Doch nicht allein, dass die Wehen vorzeitig einsetzen und Mutter und Baby um ihr Leben kämpfen müssen. Ausgerechnet in dem Moment, wo Roz sich so dringend gebraucht fühlt, entgleist der Nachtzug nach Fort William im Schneesturm. Roz bleiben nur hektische, besorgte Telefonate mit ihrer Tochter und deren Partnerin.

Und dann ist da natürlich noch der titelgebende Mord... zumindest aber ein verdächtiger Todesfall, als eine junge Influencerin tot in ihrem Abteil gefunden wird. Es bleibt nicht der einzige Todesfall und die Tatsache, dass in einer anderen Erzählperspektive eine Person namens "Killa" über ihre Mission nachdenkt, lässt dann noch den letzten Leser ahnen, dass es noch die eine oder andere Leiche geben wird, ehe die verschneiten Gleise freigeräumt werden.

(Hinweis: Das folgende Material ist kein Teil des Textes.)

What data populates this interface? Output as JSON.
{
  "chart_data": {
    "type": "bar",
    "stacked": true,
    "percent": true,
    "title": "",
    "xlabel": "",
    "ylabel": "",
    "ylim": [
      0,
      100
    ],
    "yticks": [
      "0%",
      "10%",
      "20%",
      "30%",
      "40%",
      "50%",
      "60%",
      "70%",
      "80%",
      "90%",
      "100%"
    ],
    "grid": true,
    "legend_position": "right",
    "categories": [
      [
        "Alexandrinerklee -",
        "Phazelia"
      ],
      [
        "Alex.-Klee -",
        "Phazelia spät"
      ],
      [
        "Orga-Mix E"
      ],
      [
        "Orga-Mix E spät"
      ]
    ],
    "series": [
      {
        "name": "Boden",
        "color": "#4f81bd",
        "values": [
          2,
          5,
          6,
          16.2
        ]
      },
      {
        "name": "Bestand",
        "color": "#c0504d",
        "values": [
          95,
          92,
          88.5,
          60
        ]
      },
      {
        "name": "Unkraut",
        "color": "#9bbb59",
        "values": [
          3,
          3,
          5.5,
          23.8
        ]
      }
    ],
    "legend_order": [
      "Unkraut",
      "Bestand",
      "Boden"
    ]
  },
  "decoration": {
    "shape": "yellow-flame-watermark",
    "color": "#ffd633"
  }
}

Allerdings: Das Bemühen der Autorin, ein möglichst diverses Ensemble in ihrem Roman unterzubringen und Misogynie und Gewalt gegen Frauen in verschiedenen Formen zu thematisieren, ging hier auf Kosten glaubwürdiger Charaktere. Die meisten Romanfiguren bleiben flach und schablonenhaft, selbst Roz bleibt merkwürdig blass. Dabei finde ich es ja eigentlich gut, dass die Autorin auf Diversität und verschiedene sexuelle Identitäten setzt. Doch wenn dabei das Gefühl aufkommt, dass hier eine Liste abgehakt werden soll? Mein Eindruck war, dass Benedict hier viel wollte, vielleicht zu viel - das ging dann auf Kosten von Stringenz und Spannung. Aber immerhin: Sapiosexuell war mir bisher kein Begriff. Wieder was gelernt.